Autobiographical Essay #2: My Favorite Childhood Book

In the fourth grade, I was required to write my first book report. I can’t remember whether I was required to read this book or if I chose it myself, but what I ended up reading was a book by Marcia Savin called “The Moon Bridge.” I enjoyed the book so much that I have read it quite a few times since and so the plot is fairly familiar to me. Set in San Francisco, during the time of Japanese-American internment camps and World War II, two 5th grade girls become close friends. One girl is American, while the other is Japanese. Mitzi (the Japanese girl) is sent, with her family, to live in an internment camp. The girls continue to talk via the pen pal system for as long as possible, until Mitzi moves to a camp too far away. The girls agree to meet each other someday at the Moon Bridge. They meet there after the war when they are adults at the end of the book.
When I read this book I was at an age of beginning curiosity of my own personal background. My parents being divorced and from two backgrounds I was rightly confused. My father was only available to me via phone, where he constantly pushed his Jewish religion onto me, whether I liked it or not. Due to this my knowledge of WWII expanded only to the holocaust up until the point that I read this book. My horror of the realization that Jews were not the only ones suffering in camps during WWII kept me entranced by the book. A friendship between two girls that survived through the roughest of times also grabbed at my attention, considering my friends were sparse while I attended elementary school. I just absolutely devoured the book. I even recall creating a themed cereal box to represent the plot of the book (an assignment no doubt), but I enjoyed it anyway. To this day Asian culture and historical novels attract my reading choices greatly. This book stayed with me, both emotionally and literally (it sits on a bookshelf in my house today). Reading has intrigued me ever since.

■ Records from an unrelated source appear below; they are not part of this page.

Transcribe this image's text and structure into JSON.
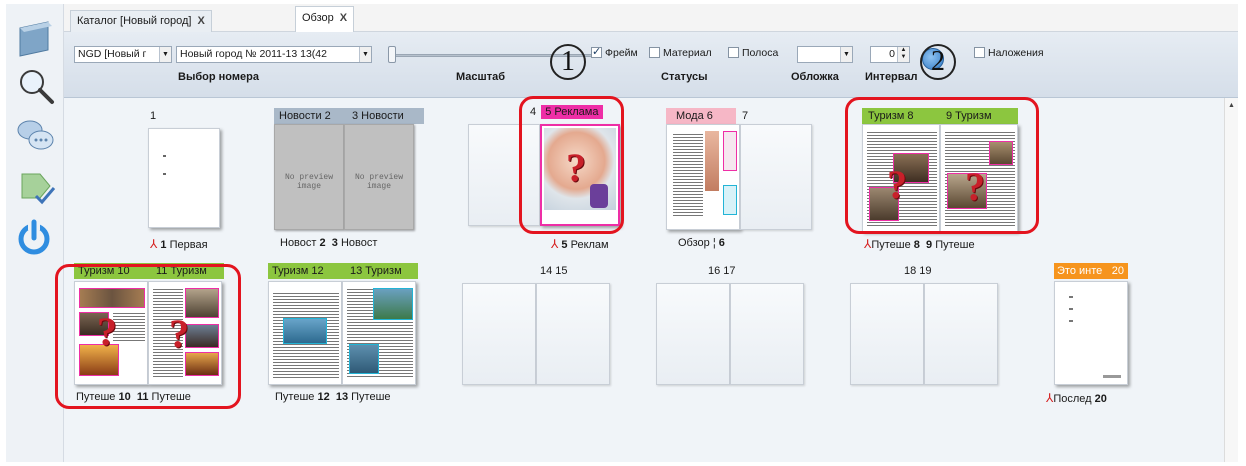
{
  "tabs": [
    {
      "label": "Каталог [Новый город]",
      "close": "X"
    },
    {
      "label": "Обзор",
      "close": "X"
    }
  ],
  "toolbar": {
    "edition_combo": "NGD [Новый г",
    "issue_combo": "Новый город № 2011-13 13(42",
    "frame_label": "Фрейм",
    "material_label": "Материал",
    "stripe_label": "Полоса",
    "interval_value": "0",
    "overlay_label": "Наложения",
    "section_labels": {
      "select": "Выбор номера",
      "scale": "Масштаб",
      "statuses": "Статусы",
      "cover": "Обложка",
      "interval": "Интервал"
    },
    "callout_1": "1",
    "callout_2": "2"
  },
  "spreads_row1": [
    {
      "header": "1",
      "footer_name": "Первая",
      "footer_num": "1"
    },
    {
      "header_left": "Новости 2",
      "header_right": "3 Новости",
      "no_preview": "No preview image",
      "footer_left": "Новост",
      "footer_left_num": "2",
      "footer_right": "Новост",
      "footer_right_num": "3"
    },
    {
      "header_left": "4",
      "header_right": "5 Реклама",
      "footer_name": "Реклам",
      "footer_num": "5"
    },
    {
      "header_left": "Мода 6",
      "header_right": "7",
      "footer_name": "Обзор ¦",
      "footer_num": "6"
    },
    {
      "header_left": "Туризм 8",
      "header_right": "9 Туризм",
      "footer_left": "Путеше",
      "footer_left_num": "8",
      "footer_right": "Путеше",
      "footer_right_num": "9"
    }
  ],
  "spreads_row2": [
    {
      "header_left": "Туризм 10",
      "header_right": "11 Туризм",
      "footer_left": "Путеше",
      "footer_left_num": "10",
      "footer_right": "Путеше",
      "footer_right_num": "11"
    },
    {
      "header_left": "Туризм 12",
      "header_right": "13 Туризм",
      "footer_left": "Путеше",
      "footer_left_num": "12",
      "footer_right": "Путеше",
      "footer_right_num": "13"
    },
    {
      "header": "14  15"
    },
    {
      "header": "16  17"
    },
    {
      "header": "18  19"
    },
    {
      "header_left": "Это инте",
      "header_right": "20",
      "footer_name": "Послед",
      "footer_num": "20"
    }
  ],
  "colors": {
    "tourism": "#8cc63f",
    "news": "#a9b8c8",
    "ads": "#ee2ea6",
    "fashion": "#f6b7c6",
    "other": "#f6941d",
    "highlight": "#e3141f"
  }
}
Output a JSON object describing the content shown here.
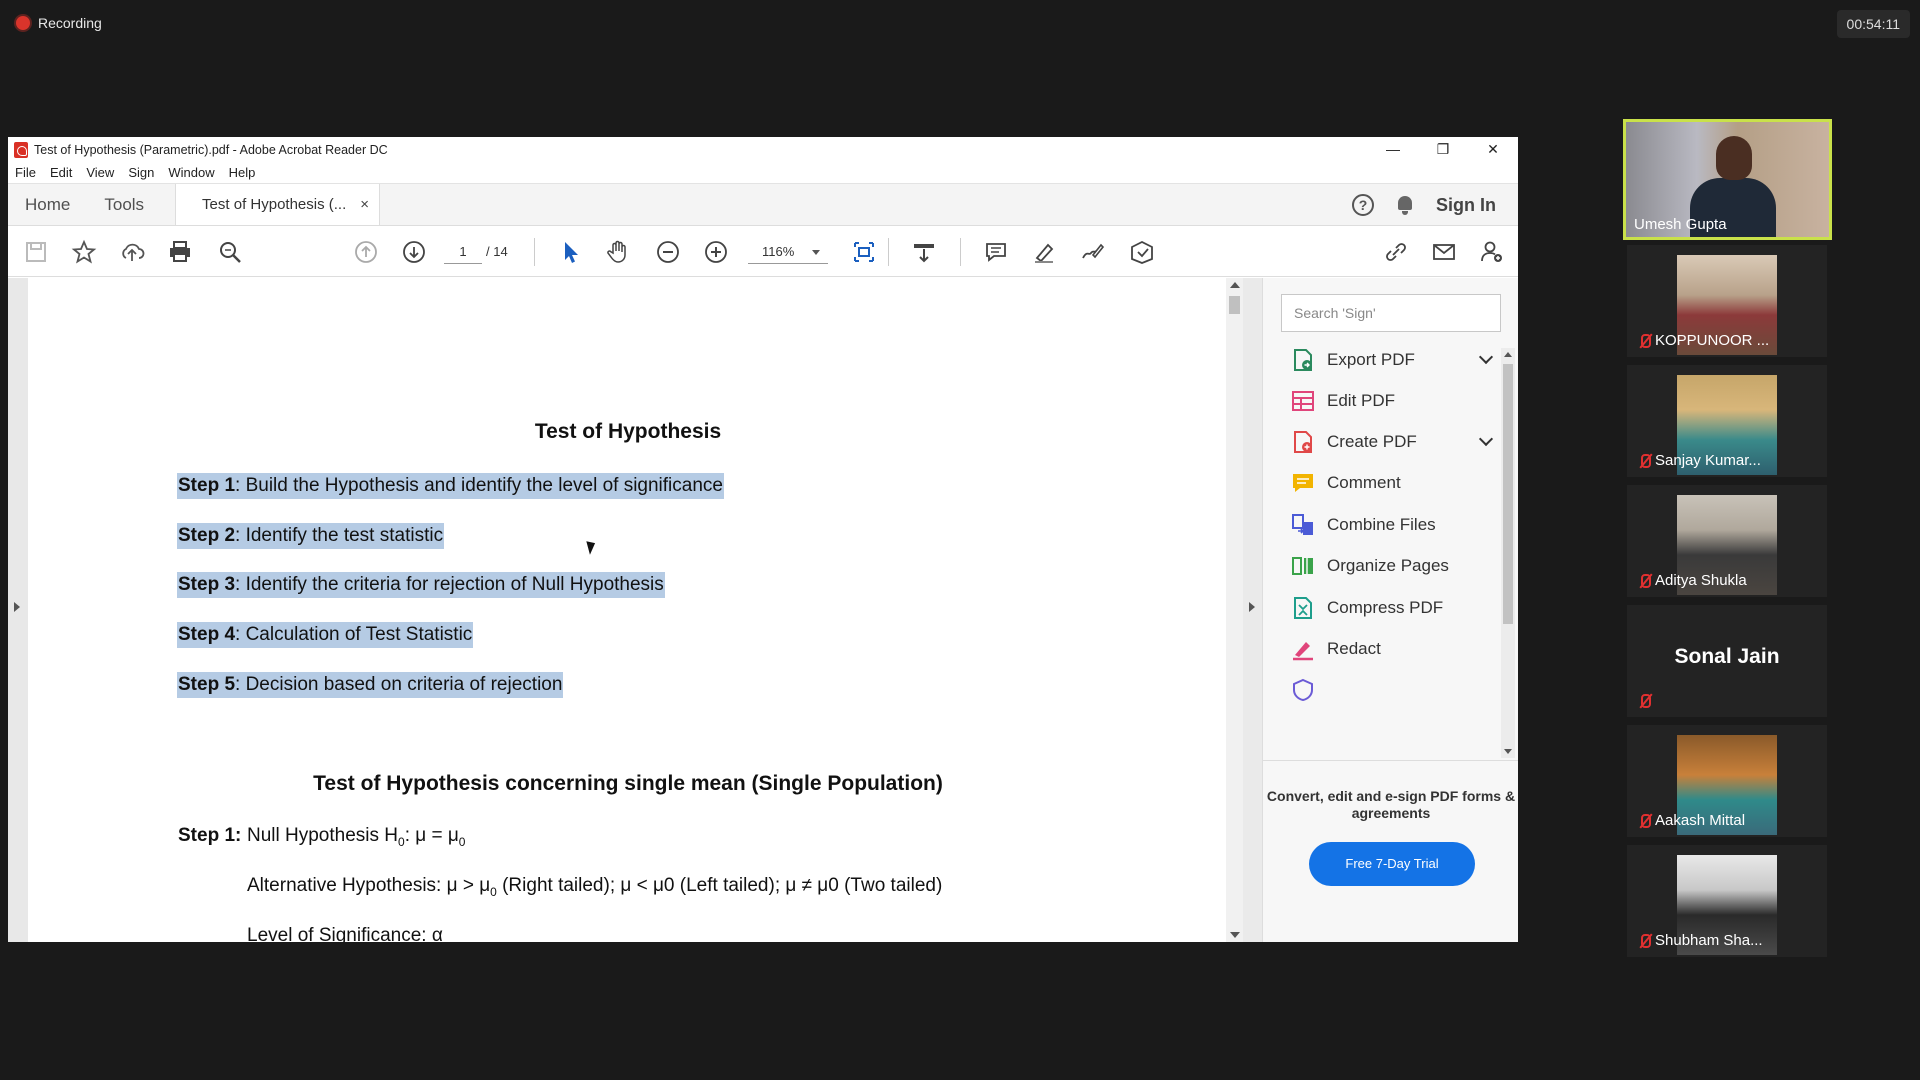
{
  "recording": {
    "label": "Recording"
  },
  "timer": "00:54:11",
  "acrobat": {
    "window_title": "Test of Hypothesis (Parametric).pdf - Adobe Acrobat Reader DC",
    "menu": [
      "File",
      "Edit",
      "View",
      "Sign",
      "Window",
      "Help"
    ],
    "tabs": {
      "home": "Home",
      "tools": "Tools",
      "document": "Test of Hypothesis (...",
      "close": "×"
    },
    "sign_in": "Sign In",
    "toolbar": {
      "page_current": "1",
      "page_total": "/ 14",
      "zoom": "116%"
    },
    "document": {
      "title": "Test of Hypothesis",
      "steps": [
        {
          "label": "Step 1",
          "text": ": Build the Hypothesis and identify the level of significance"
        },
        {
          "label": "Step 2",
          "text": ": Identify the test statistic"
        },
        {
          "label": "Step 3",
          "text": ": Identify the criteria for rejection of Null Hypothesis"
        },
        {
          "label": "Step 4",
          "text": ": Calculation of Test Statistic"
        },
        {
          "label": "Step 5",
          "text": ": Decision based on criteria of rejection"
        }
      ],
      "section_title": "Test of Hypothesis concerning single mean (Single Population)",
      "section_step_label": "Step 1:",
      "null_hypothesis": "Null Hypothesis H",
      "null_hypothesis_rest": ": μ = μ",
      "alt_hypothesis_1": "Alternative Hypothesis: μ > μ",
      "alt_hypothesis_2": " (Right tailed); μ < μ0 (Left tailed); μ ≠ μ0 (Two tailed)",
      "sub_zero": "0",
      "level_line": "Level of Significance: α"
    },
    "tools_pane": {
      "search_placeholder": "Search 'Sign'",
      "items": [
        {
          "label": "Export PDF",
          "color": "#2b8a5e",
          "icon": "export-pdf-icon",
          "chevron": true
        },
        {
          "label": "Edit PDF",
          "color": "#e0457b",
          "icon": "edit-pdf-icon",
          "chevron": false
        },
        {
          "label": "Create PDF",
          "color": "#e04848",
          "icon": "create-pdf-icon",
          "chevron": true
        },
        {
          "label": "Comment",
          "color": "#f2b400",
          "icon": "comment-icon",
          "chevron": false
        },
        {
          "label": "Combine Files",
          "color": "#4b5bd6",
          "icon": "combine-files-icon",
          "chevron": false
        },
        {
          "label": "Organize Pages",
          "color": "#3aa34a",
          "icon": "organize-pages-icon",
          "chevron": false
        },
        {
          "label": "Compress PDF",
          "color": "#1e9e8c",
          "icon": "compress-pdf-icon",
          "chevron": false
        },
        {
          "label": "Redact",
          "color": "#e0457b",
          "icon": "redact-icon",
          "chevron": false
        }
      ],
      "promo_text": "Convert, edit and e-sign PDF forms & agreements",
      "trial_button": "Free 7-Day Trial"
    }
  },
  "participants": [
    {
      "name": "Umesh Gupta"
    },
    {
      "name": "KOPPUNOOR ..."
    },
    {
      "name": "Sanjay Kumar..."
    },
    {
      "name": "Aditya Shukla"
    },
    {
      "name": "Sonal Jain"
    },
    {
      "name": "Aakash Mittal"
    },
    {
      "name": "Shubham Sha..."
    }
  ]
}
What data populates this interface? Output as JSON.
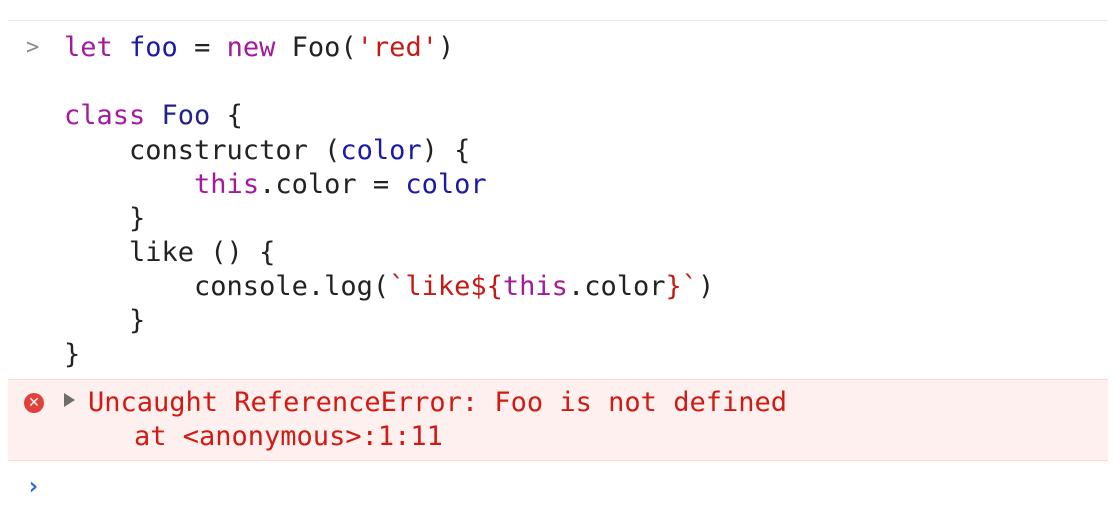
{
  "console": {
    "entry": {
      "prompt_symbol": ">",
      "lines": [
        [
          {
            "text": "let",
            "kind": "keyword"
          },
          {
            "text": " ",
            "kind": "plain"
          },
          {
            "text": "foo",
            "kind": "var"
          },
          {
            "text": " = ",
            "kind": "plain"
          },
          {
            "text": "new",
            "kind": "keyword"
          },
          {
            "text": " Foo(",
            "kind": "plain"
          },
          {
            "text": "'red'",
            "kind": "string"
          },
          {
            "text": ")",
            "kind": "plain"
          }
        ],
        [],
        [
          {
            "text": "class",
            "kind": "keyword"
          },
          {
            "text": " ",
            "kind": "plain"
          },
          {
            "text": "Foo",
            "kind": "class"
          },
          {
            "text": " {",
            "kind": "plain"
          }
        ],
        [
          {
            "text": "    constructor (",
            "kind": "plain"
          },
          {
            "text": "color",
            "kind": "var"
          },
          {
            "text": ") {",
            "kind": "plain"
          }
        ],
        [
          {
            "text": "        ",
            "kind": "plain"
          },
          {
            "text": "this",
            "kind": "keyword"
          },
          {
            "text": ".color = ",
            "kind": "plain"
          },
          {
            "text": "color",
            "kind": "var"
          }
        ],
        [
          {
            "text": "    }",
            "kind": "plain"
          }
        ],
        [
          {
            "text": "    like () {",
            "kind": "plain"
          }
        ],
        [
          {
            "text": "        console.log(",
            "kind": "plain"
          },
          {
            "text": "`like${",
            "kind": "string"
          },
          {
            "text": "this",
            "kind": "keyword"
          },
          {
            "text": ".color",
            "kind": "plain"
          },
          {
            "text": "}`",
            "kind": "string"
          },
          {
            "text": ")",
            "kind": "plain"
          }
        ],
        [
          {
            "text": "    }",
            "kind": "plain"
          }
        ],
        [
          {
            "text": "}",
            "kind": "plain"
          }
        ]
      ]
    },
    "error": {
      "icon": "error-circle-icon",
      "icon_glyph": "✕",
      "message": "Uncaught ReferenceError: Foo is not defined",
      "stack": "at <anonymous>:1:11"
    },
    "input_prompt": {
      "symbol": "›",
      "icon": "chevron-right-icon"
    }
  },
  "colors": {
    "keyword": "#a41a9c",
    "string": "#c41a16",
    "class": "#22228a",
    "var": "#1a1aa6",
    "error_text": "#d11a12",
    "error_background": "#fff0f0",
    "prompt_accent": "#2b6bd6"
  }
}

The most recent book that I have read (for pleasure) that I have truly enjoyed was, “Memoirs of a Geisha,” by Arthur Golden. I read this novel before a movie of the novel was even considered. The story is of a woman who becomes a Geisha, by no choice of her own, and her struggle and search for happiness. My intrigue of Asian culture and historical novels definitely connect with this novel. The story focuses on just one woman, but it emphasizes the struggle of many women in the novel. Perhaps the struggle, the journey, to find one’s own happiness is was intrigues me the most. I have found that my reading style tends to lean to novels with strong female protagonists who beat the odds when the odds are stacked against them, no matter what culture (although I tend to veer away from American female protagonist stories [probably because I am American]). I love them all though, which can be seen from the fact that another favorite of mine is the novel “Wicked,” by Gregory McGuire where Oz’s Wicked Witch of the West is the good guy. I dare say though, I think my love for strong female protagonists comes from the fact that I was raised by my mother and grandmother, two very strong women.